Third: bug trackers work against prioritization. Which is ironic, given how bug trackers love priority-related fields: priority, severity, target release, etc. But, in the agile world, prioritization means that the business side picks a very small number of tasks that are most important to work on right now, the development team works actively on those tasks, and the development team sets all other stories aside. And I’ve never seen prioritization systems in bug trackers that map to this workflow, or indeed that don’t actively work against this workflow.

Fourth: bug trackers work against clean code. Because bug trackers make it feel like you’re doing something useful if you see a problem with code (if you add a problem to code!) and report it. But you haven’t actually helped the code base by doing that; on the contrary, you’re giving yourself permission to leave the code base a little worse than you found it instead of a little better than you found it.
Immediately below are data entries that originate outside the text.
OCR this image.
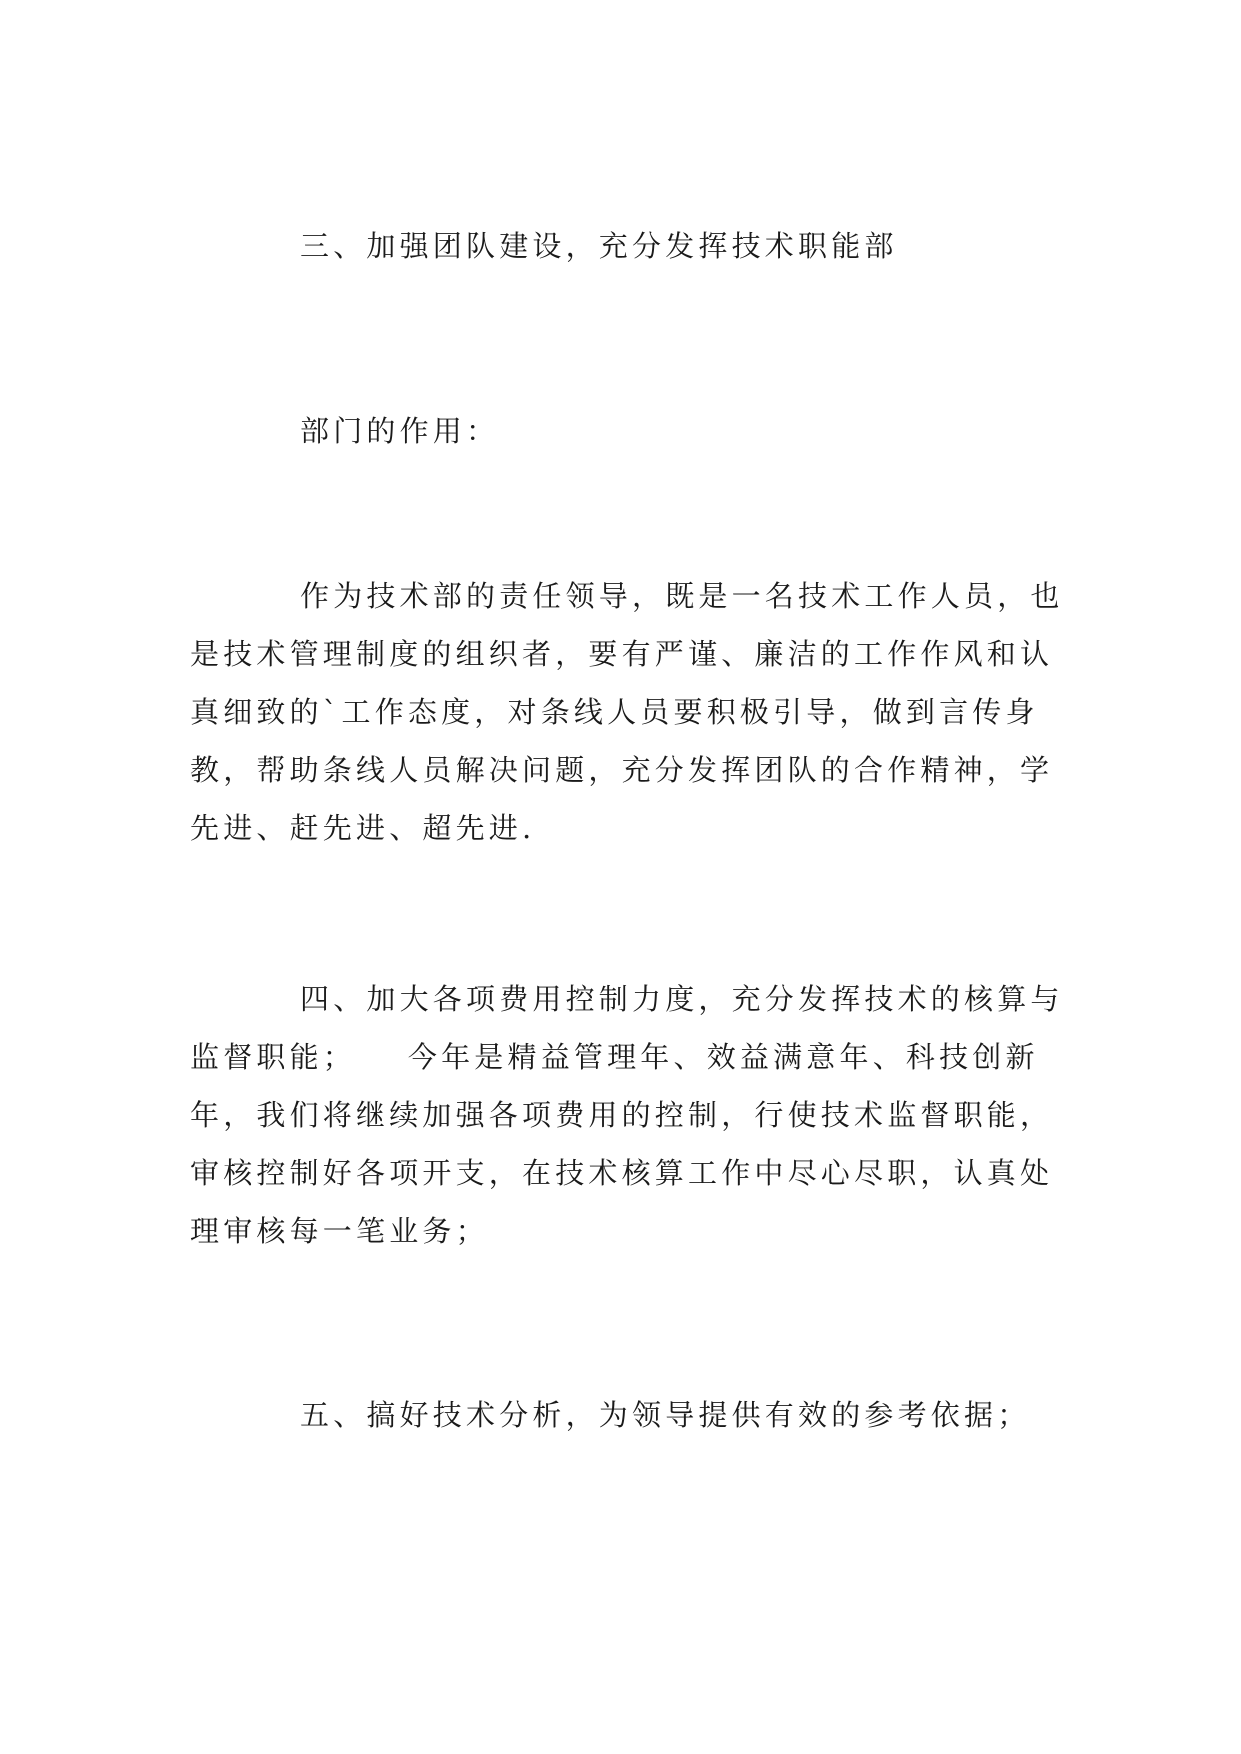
三、加强团队建设，充分发挥技术职能部

部门的作用：

作为技术部的责任领导，既是一名技术工作人员，也
是技术管理制度的组织者，要有严谨、廉洁的工作作风和认
真细致的`工作态度，对条线人员要积极引导，做到言传身
教，帮助条线人员解决问题，充分发挥团队的合作精神，学
先进、赶先进、超先进.

四、加大各项费用控制力度，充分发挥技术的核算与
监督职能；　　今年是精益管理年、效益满意年、科技创新
年，我们将继续加强各项费用的控制，行使技术监督职能，
审核控制好各项开支，在技术核算工作中尽心尽职，认真处
理审核每一笔业务；

五、搞好技术分析，为领导提供有效的参考依据；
I won’t say that it’s impossible to get bug trackers to work in an agile fashion. And, in fact, the above points at what you should do if you want to pursue that course of action: have everybody receive updates for all bugs, either ignore the owner field or have the owner field always default to somebody on the business side, have as few priorities as possible (probably just two, namely “right now” and “later”), and keep an eagle eye out for clean code. But: defaults matter, the very existence of knobs and bells and whistles matter, and they all point in a rather different direction.

 

Despite all of that, there’s something that I like about bug trackers. It’s not something from agile, it’s something from GTD, and it’s something that I currently see as a point of tension between those philosophies. Namely:

Fifth: bug trackers encourage inventory. Bugs pile up, with every bug tracker I’ve worked with containing thousands of unresolved bugs in a shockingly short amount of time. And that inventory has all the problems that agile and lean teach us to expect.
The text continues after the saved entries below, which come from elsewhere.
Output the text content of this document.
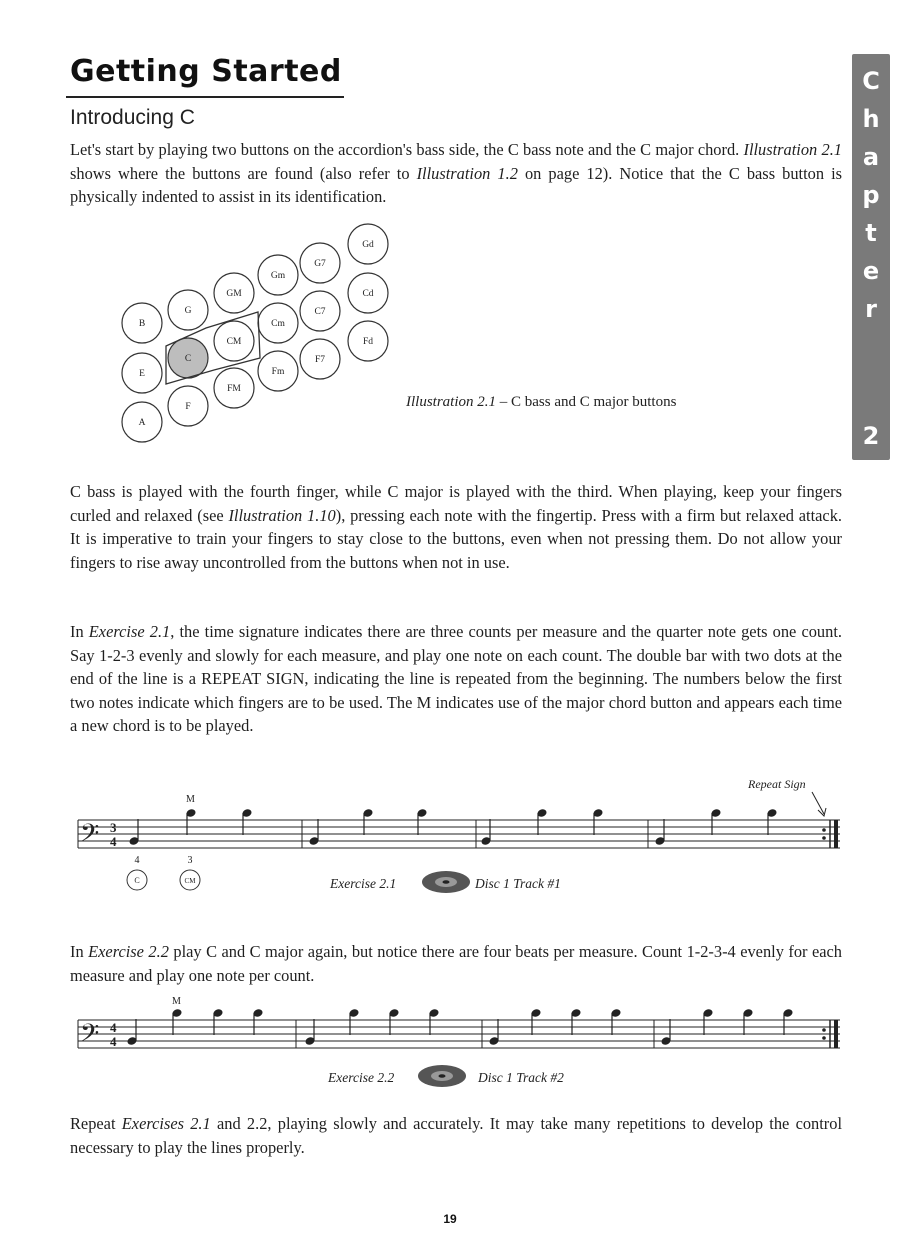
Getting Started
Introducing C
C
h
a
p
t
e
r
2
Let's start by playing two buttons on the accordion's bass side, the C bass note and the C major chord. Illustration 2.1 shows where the buttons are found (also refer to Illustration 1.2 on page 12). Notice that the C bass button is physically indented to assist in its identification.
Gd
Cd
Fd
G7
C7
F7
Gm
Cm
Fm
GM
CM
FM
G
C
F
B
E
A
Illustration 2.1 – C bass and C major buttons
C bass is played with the fourth finger, while C major is played with the third. When playing, keep your fingers curled and relaxed (see Illustration 1.10), pressing each note with the fingertip. Press with a firm but relaxed attack. It is imperative to train your fingers to stay close to the buttons, even when not pressing them. Do not allow your fingers to rise away uncontrolled from the buttons when not in use.
In Exercise 2.1, the time signature indicates there are three counts per measure and the quarter note gets one count. Say 1-2-3 evenly and slowly for each measure, and play one note on each count. The double bar with two dots at the end of the line is a REPEAT SIGN, indicating the line is repeated from the beginning. The numbers below the first two notes indicate which fingers are to be used. The M indicates use of the major chord button and appears each time a new chord is to be played.
𝄢 3
4
M
Repeat Sign
4	3
C	CM	Exercise 2.1	Disc 1 Track #1
In Exercise 2.2 play C and C major again, but notice there are four beats per measure. Count 1-2-3-4 evenly for each measure and play one note per count.
𝄢 4
4
M
Exercise 2.2	Disc 1 Track #2
Repeat Exercises 2.1 and 2.2, playing slowly and accurately. It may take many repetitions to develop the control necessary to play the lines properly.
19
Except: GTD teaches us that, if something comes across your mind, write it down. That certainly applies to problems in your code; and, if you’re going to write problems down, you should write them down somewhere that’s publicly accessible and where your notes won’t disappear. So private notes, mailing lists, and chat rooms actually aren’t a great place for this sort of thing: you instead want an area that has at least some of the attributes of bug trackers.

So how do we do this in a way that acknowledges the problems of inventory? GTD has one suggestion, namely the weekly review. So somebody needs to look at all open bugs every week.

Which is completely unworkable with the volumes of open bugs that I’ve seen on projects in the past. This is useful backpressure: if you have too many bugs to review them on a weekly basis, then stop writing so many bugs! Keep your code clean instead. Or, for “bugs” that are nice ideas but just end up not being pressing for week after week after week: just close them once your brain has come to terms with the fact that they’re not something that you think will ever be a good idea unless the context changes significantly. (But don’t close them until your brain has come to terms with that: GTD is all about listening to what your brain has come to terms with.)

 

Despite that last backtracing, I’m still quite dubious about bug trackers: I’d much rather focus on broad conversations, physical prioritization tools, and clean communal code, and see where that leads us. But I hope it leads us in a direction that isn’t averse to GTD’s insistence on trusted repositories outside of your head.